Speaking in an exclusive interview with the Arabic-language al-Maalomah news agency on Tuesday, Muhammad al-Baldawi, a lawmaker from the Fatah (Conquest) Alliance, said the US had hatched plots to limit the role of Hashd Sha’abi forces and stir up internal strife in Iraq.
“America supports and sponsors terrorism in Iraq, elsewhere in the world and even on its soil in a bid to oppress its own nation. The US seeks to dissolve the PMU, constrain its role and pressure it as if a soft coup is underway in Iraq,” Baldawi pointed out.
The Iraqi lawmaker added, “There are signs of a coup in Iraq. Pieces of information were obtained prior to last year’s [anti-government] demonstrations about the US sponsorship, bids against security authorities as well as attempts to bring former officials wanted for corruption back to power.”
On June 26, a high-ranking official from the Hashd al-Sha’abi slammed a recent unprecedented raid by Iraqi forces on a PMU base in southern Baghdad, stating the operation had been dictated by the US, and that there are foreign attempts to undermine the PMU.
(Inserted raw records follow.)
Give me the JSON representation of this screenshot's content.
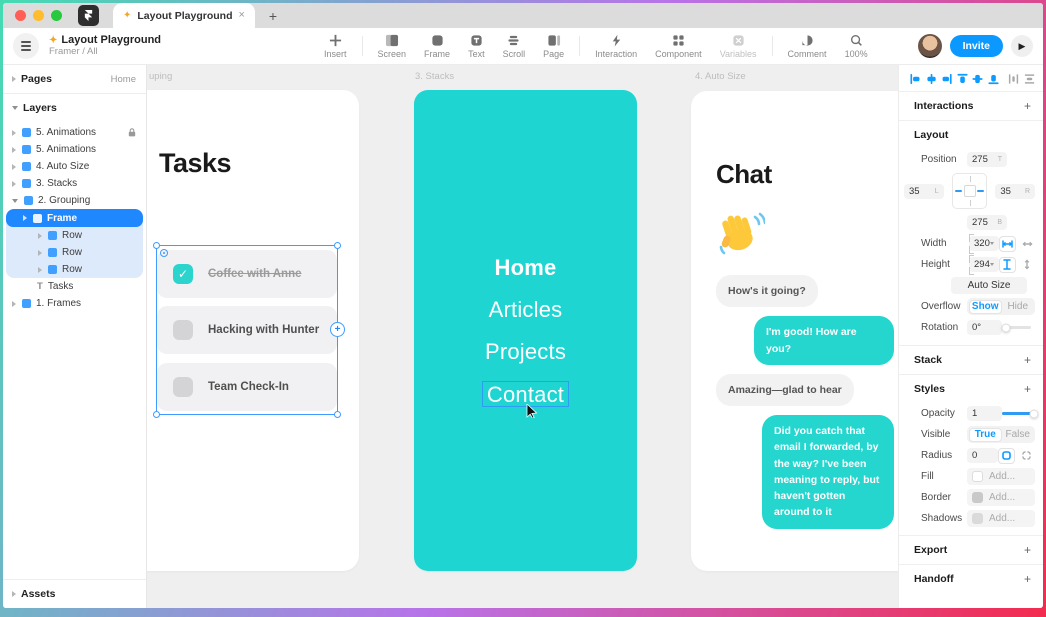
{
  "icons": {
    "sparkle": "✦",
    "plus": "+",
    "close": "×",
    "play": "▶",
    "check": "✓",
    "text_layer": "T",
    "new_tab": "+",
    "stack_plus": "+"
  },
  "window": {
    "tab_title": "Layout Playground"
  },
  "toolbar": {
    "title": "Layout Playground",
    "breadcrumb": "Framer / All",
    "invite": "Invite",
    "tools": [
      {
        "label": "Insert"
      },
      {
        "label": "Screen"
      },
      {
        "label": "Frame"
      },
      {
        "label": "Text"
      },
      {
        "label": "Scroll"
      },
      {
        "label": "Page"
      },
      {
        "label": "Interaction"
      },
      {
        "label": "Component"
      },
      {
        "label": "Variables"
      },
      {
        "label": "Comment"
      },
      {
        "label": "100%"
      }
    ]
  },
  "sidebar": {
    "pages_header": "Pages",
    "pages_current": "Home",
    "layers_header": "Layers",
    "assets_header": "Assets",
    "layers": [
      {
        "label": "5. Animations"
      },
      {
        "label": "5. Animations"
      },
      {
        "label": "4. Auto Size"
      },
      {
        "label": "3. Stacks"
      },
      {
        "label": "2. Grouping"
      },
      {
        "label": "Frame"
      },
      {
        "label": "Row"
      },
      {
        "label": "Row"
      },
      {
        "label": "Row"
      },
      {
        "label": "Tasks"
      },
      {
        "label": "1. Frames"
      }
    ]
  },
  "canvas": {
    "frame_labels": [
      {
        "text": "uping"
      },
      {
        "text": "3. Stacks"
      },
      {
        "text": "4. Auto Size"
      }
    ],
    "tasks": {
      "title": "Tasks",
      "items": [
        {
          "label": "Coffee with Anne"
        },
        {
          "label": "Hacking with Hunter"
        },
        {
          "label": "Team Check-In"
        }
      ]
    },
    "menu": {
      "items": [
        {
          "label": "Home"
        },
        {
          "label": "Articles"
        },
        {
          "label": "Projects"
        },
        {
          "label": "Contact"
        }
      ]
    },
    "chat": {
      "title": "Chat",
      "messages": [
        {
          "text": "How's it going?"
        },
        {
          "text": "I'm good! How are you?"
        },
        {
          "text": "Amazing—glad to hear"
        },
        {
          "text": "Did you catch that email I forwarded, by the way? I've been meaning to reply, but haven't gotten around to it"
        }
      ]
    }
  },
  "inspector": {
    "interactions": "Interactions",
    "layout": "Layout",
    "position_label": "Position",
    "pos_top": "275",
    "pos_left": "35",
    "pos_right": "35",
    "pos_bottom": "275",
    "suffix_top": "T",
    "suffix_left": "L",
    "suffix_right": "R",
    "suffix_bottom": "B",
    "width_label": "Width",
    "width": "320",
    "height_label": "Height",
    "height": "294",
    "auto_size": "Auto Size",
    "overflow_label": "Overflow",
    "show": "Show",
    "hide": "Hide",
    "rotation_label": "Rotation",
    "rotation": "0°",
    "stack": "Stack",
    "styles": "Styles",
    "opacity_label": "Opacity",
    "opacity": "1",
    "visible_label": "Visible",
    "visible_true": "True",
    "visible_false": "False",
    "radius_label": "Radius",
    "radius": "0",
    "fill_label": "Fill",
    "border_label": "Border",
    "shadows_label": "Shadows",
    "add": "Add...",
    "export": "Export",
    "handoff": "Handoff"
  },
  "colors": {
    "teal": "#1fd5d2",
    "bubble_teal": "#25d6cf",
    "accent_blue": "#0e9bff",
    "selection_blue": "#1f88fe",
    "invite_blue": "#0b99ff"
  }
}
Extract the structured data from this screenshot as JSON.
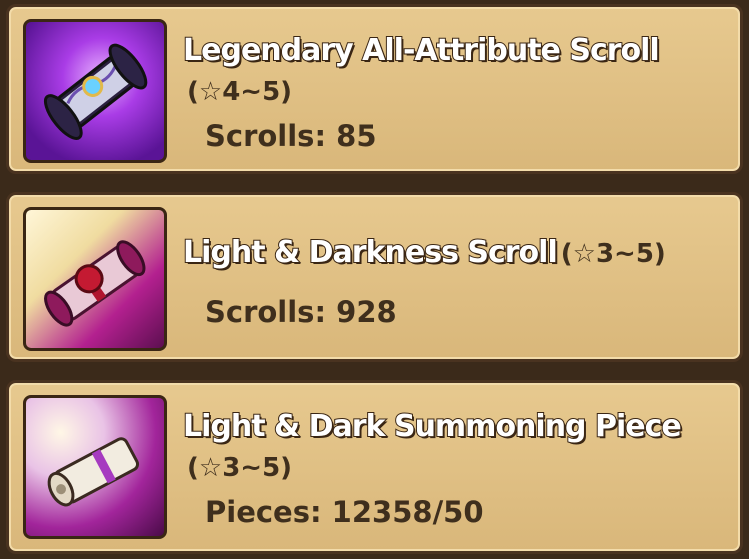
{
  "items": [
    {
      "title": "Legendary All-Attribute Scroll",
      "stars": "(☆4~5)",
      "count": "Scrolls: 85",
      "icon": "legendary-scroll-icon",
      "bg": "#9a2fd6"
    },
    {
      "title": "Light & Darkness Scroll",
      "stars": "(☆3~5)",
      "count": "Scrolls: 928",
      "icon": "light-dark-scroll-icon",
      "bg": "#b3208f"
    },
    {
      "title": "Light & Dark Summoning Piece",
      "stars": "(☆3~5)",
      "count": "Pieces: 12358/50",
      "icon": "summoning-piece-icon",
      "bg": "#a2259b"
    }
  ]
}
On March 27, the New York Times newspaper reported that the Pentagon had ordered a secret directive, which called on US military commanders to prepare a campaign against Kata’ib Hezbollah, which is part of Hashd al-Sha’abi.
But the United States’ top commander in Iraq had warned that such a campaign could be bloody and counterproductive.
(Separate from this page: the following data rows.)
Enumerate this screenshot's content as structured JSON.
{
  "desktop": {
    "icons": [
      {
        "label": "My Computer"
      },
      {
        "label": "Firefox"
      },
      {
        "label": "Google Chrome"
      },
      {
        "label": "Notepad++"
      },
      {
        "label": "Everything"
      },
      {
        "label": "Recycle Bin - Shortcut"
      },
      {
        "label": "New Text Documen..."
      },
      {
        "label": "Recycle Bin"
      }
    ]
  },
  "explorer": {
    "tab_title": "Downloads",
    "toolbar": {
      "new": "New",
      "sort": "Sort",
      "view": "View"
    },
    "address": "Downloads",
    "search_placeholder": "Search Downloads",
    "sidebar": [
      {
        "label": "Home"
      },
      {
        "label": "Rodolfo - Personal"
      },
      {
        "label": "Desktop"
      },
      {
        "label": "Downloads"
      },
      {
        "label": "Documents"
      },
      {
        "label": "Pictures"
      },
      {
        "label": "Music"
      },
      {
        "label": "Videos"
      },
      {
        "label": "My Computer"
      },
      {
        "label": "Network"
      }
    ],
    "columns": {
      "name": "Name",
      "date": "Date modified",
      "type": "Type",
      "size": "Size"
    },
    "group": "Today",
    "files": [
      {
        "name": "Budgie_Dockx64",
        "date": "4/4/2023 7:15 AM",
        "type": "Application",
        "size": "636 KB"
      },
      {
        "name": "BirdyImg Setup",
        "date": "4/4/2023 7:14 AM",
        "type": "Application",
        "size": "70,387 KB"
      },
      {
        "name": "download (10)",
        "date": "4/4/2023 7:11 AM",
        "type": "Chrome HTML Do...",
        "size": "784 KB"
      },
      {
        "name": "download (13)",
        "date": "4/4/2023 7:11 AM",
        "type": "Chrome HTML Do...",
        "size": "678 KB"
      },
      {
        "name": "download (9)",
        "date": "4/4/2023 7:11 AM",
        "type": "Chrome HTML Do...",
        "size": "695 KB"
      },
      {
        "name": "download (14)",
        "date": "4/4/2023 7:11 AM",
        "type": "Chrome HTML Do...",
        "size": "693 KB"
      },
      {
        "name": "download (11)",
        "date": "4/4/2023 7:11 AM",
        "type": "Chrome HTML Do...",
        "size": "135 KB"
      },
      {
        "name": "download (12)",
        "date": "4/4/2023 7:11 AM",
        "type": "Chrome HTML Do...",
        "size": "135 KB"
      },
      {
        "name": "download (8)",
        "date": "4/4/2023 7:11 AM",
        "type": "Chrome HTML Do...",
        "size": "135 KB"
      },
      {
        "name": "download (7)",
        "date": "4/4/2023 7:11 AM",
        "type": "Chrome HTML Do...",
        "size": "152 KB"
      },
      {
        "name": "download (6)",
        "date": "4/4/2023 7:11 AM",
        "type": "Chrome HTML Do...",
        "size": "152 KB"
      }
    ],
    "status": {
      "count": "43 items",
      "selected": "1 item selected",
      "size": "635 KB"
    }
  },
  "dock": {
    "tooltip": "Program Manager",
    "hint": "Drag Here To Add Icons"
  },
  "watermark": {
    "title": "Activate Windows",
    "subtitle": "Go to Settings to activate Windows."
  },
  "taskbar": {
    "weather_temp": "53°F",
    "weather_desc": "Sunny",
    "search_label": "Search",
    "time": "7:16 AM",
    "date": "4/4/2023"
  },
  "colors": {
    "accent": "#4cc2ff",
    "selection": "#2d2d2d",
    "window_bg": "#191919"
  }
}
Lieutenant General Robert P. White wrote in a blunt memo that a new military campaign would also require that thousands more American troops be sent to Iraq.
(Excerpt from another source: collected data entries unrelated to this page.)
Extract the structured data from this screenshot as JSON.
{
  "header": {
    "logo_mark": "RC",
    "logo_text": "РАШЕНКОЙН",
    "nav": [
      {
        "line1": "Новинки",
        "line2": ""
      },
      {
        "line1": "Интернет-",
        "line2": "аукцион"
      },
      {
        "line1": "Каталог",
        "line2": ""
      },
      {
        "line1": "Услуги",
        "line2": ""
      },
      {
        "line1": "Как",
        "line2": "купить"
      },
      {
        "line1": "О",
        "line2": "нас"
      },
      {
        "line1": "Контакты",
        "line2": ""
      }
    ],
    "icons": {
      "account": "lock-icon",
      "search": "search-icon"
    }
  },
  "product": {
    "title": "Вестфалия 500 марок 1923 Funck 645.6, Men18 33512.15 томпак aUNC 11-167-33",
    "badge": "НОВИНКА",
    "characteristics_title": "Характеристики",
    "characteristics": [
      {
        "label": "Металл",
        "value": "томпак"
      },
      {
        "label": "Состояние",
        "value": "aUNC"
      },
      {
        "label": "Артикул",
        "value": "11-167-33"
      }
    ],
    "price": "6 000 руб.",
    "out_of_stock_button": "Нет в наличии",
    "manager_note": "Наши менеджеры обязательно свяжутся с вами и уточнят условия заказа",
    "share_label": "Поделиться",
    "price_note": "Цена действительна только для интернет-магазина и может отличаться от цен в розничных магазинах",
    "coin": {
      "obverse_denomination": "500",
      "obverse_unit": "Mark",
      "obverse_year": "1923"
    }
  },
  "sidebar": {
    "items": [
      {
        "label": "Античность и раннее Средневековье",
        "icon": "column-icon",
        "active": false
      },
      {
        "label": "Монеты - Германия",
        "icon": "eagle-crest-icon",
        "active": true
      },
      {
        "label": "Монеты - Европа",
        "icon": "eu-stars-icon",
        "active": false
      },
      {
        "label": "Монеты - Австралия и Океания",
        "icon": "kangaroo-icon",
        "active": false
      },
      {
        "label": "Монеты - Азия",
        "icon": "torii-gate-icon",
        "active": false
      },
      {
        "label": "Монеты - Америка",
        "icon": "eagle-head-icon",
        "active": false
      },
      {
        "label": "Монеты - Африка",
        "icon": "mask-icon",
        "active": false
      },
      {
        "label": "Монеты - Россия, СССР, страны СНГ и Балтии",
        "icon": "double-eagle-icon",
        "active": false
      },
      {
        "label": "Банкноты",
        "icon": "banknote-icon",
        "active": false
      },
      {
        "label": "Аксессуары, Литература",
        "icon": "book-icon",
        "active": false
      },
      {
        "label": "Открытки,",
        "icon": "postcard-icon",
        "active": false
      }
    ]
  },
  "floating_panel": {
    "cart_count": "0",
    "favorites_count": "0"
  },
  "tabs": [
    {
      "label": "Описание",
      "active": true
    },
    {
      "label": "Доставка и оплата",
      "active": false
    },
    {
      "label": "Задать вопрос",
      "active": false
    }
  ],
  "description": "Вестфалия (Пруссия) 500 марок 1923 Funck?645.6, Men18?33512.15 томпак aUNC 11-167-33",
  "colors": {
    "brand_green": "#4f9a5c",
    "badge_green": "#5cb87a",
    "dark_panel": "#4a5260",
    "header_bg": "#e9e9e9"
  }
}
Hashd al-Sha’abi fighters have played a major role in the liberation of areas held by Daesh terrorists ever since the Takfiri group launched an offensive in the country, overrunning vast swathes in lightning attacks.
In November 2016, the Iraqi parliament voted to integrate the PMU, which was formed shortly after the emergence of Daesh in Iraq in 2014, into the military.
The popular group, however, is a thorn in the side of the United States which is widely believed to be managing an array of militant groups, including Daesh, to advance its Israel-centric agenda in the region.
Iraqi lawmakers unanimously approved a bill on January 5, demanding the withdrawal of all foreign troops following the US assassination of Lieutenant General Qassem Soleimani, the commander of the Quds Force of Iran’s Islamic Revolution Guards Corps, along with Abu Mahdi al-Muhandis, the deputy head of Iraq’s PMU, and their companions.
There have been growing calls for the Baghdad government to pave the way for the implementation of the parliamentary order.